Через несколько дней поздним вечером в комнате двадцать два горела настольная лампа под зеленым абажуром.

Из приемника лилась негромкая джазовая мелодия — фортепьяно, контрабас и ударник: приветливые, благодушные ритмы, бодрящие, но не ранящие слух, для человека, занятого своими мыслями, совсем его не тревожащие.

Иногда звучало короткое сообщение на английском, и опять продолжалась музыка. Передавала радиостанция из Танжера на средних волнах.

— Почему наше радио круглые сутки долбит идейные, воспитательные тексты, а музыки совсем чуть-чуть? А у них — наоборот? круглосуточно музыка?

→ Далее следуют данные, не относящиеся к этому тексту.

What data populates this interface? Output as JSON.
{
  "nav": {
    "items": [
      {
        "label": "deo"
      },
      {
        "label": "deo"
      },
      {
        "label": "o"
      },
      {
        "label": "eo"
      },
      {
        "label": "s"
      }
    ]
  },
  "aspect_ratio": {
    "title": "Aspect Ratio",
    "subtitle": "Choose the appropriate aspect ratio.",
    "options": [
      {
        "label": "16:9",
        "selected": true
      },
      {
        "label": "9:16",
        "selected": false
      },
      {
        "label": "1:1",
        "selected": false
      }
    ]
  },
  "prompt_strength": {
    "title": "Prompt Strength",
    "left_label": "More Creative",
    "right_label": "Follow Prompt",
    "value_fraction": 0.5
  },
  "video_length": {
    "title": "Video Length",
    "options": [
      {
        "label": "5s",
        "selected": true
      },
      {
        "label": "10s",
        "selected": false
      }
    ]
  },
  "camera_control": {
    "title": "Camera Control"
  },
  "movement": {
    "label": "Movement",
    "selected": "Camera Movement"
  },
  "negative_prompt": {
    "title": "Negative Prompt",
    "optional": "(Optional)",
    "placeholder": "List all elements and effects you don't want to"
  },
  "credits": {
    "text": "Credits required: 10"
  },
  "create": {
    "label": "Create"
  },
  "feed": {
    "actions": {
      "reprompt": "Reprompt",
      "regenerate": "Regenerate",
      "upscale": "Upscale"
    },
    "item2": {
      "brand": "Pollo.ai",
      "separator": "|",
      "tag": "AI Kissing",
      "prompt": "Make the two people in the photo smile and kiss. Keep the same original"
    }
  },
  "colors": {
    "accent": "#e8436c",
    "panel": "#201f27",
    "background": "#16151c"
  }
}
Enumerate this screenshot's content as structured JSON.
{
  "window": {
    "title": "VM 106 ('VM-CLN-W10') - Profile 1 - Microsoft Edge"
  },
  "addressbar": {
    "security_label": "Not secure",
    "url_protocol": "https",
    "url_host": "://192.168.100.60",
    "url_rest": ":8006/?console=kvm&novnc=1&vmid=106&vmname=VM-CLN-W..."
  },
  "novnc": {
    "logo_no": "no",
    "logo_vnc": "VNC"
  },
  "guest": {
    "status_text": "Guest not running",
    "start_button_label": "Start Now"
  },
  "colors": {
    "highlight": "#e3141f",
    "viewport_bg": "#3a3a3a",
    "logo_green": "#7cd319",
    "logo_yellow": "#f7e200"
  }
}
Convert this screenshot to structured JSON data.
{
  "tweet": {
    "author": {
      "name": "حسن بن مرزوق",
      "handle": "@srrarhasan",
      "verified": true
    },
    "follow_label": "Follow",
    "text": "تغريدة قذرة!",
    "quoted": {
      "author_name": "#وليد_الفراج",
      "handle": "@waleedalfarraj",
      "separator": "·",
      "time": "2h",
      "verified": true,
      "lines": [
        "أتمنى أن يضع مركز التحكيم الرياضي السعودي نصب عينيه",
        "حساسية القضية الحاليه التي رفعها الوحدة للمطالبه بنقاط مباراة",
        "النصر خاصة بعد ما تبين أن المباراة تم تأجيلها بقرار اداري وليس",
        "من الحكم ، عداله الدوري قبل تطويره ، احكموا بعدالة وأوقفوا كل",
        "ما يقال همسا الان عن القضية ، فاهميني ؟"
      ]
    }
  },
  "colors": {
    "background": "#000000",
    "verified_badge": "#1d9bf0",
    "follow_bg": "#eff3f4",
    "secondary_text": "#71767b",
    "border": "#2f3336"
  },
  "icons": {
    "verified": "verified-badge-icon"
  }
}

— Позвони спроси у Хрущева, — усмехнулся Пеликан. — А что, Пика (сокращенно от Пикапаре), идею подал. Давай письмо Хрущеву напишем.

— С Цесаркой пиши. Вы — писатели, — не без ехидства произнес Сорокин Славка.

— Тс-с... — Пеликан показал на Володю, который сидел тут же, за обеденным столом, и водил пером по бумаге, перекладывая листки, заглядывая в предыдущие и снова торопливо устремляя руку с пером вперед, строчка за строчкой. Он не обращал на них внимания, не замечал их. Пеликан и Сорокин пили пустой чай и курили. Модест спал на своей кровати, накрывшись с головой: завтра он должен был рано вставать и ехать на работу. Пеликан поднял торжественно палец кверху. — Он — творит; имен не называем, чтобы не прервать вдохновение. Тебе, Пика, не дано понять.

— Где нам, серым? То-то вы сегодня из Москвы привезли по пачке вашей пачкотни. Опять не взяли?

— Ну, что тебе сказать? — нахмурился Пеликан. — Откуда знаешь ты?

— Все видим, все знаем. Зря время тратите: жалко глядеть на вас.

— Болван!

— Зато сессию сдам железно и на третий курс перейду... Третий курс — считай, дело в шляпе. Поглядим через пару лет, кто из нас болван. Как бы тебе пожалеть не пришлось.

— Я что? Я и на рыбный промысел наймусь. А Цесарка — он настоящий писатель.

Сорокин хмыкнул презрительно.

— Лягу я лучше спать, — сказал он. — А помнишь, как вломились в умывальник, а Голиков влез в угол, присел, как будто в штаны наложил, руками обхватил голову... Я думал, ты его укокошишь... Ну, если хотел перед Вовкой порисоваться, уйдешь, но хотя бы Цирковичу свободу дашь...

— Да перестань!.. Тошно глядеть было.

— А когда дверь открывал — чего кричал?

— Так то до того было.

— Не понимаю я тебя.

— Не дано тебе, Пика. Нет.

— Славка — он четко знает, — произнес вдруг Володя, — что хорошо, а что плохо. Для него лично. Леондревы, они все четко знают...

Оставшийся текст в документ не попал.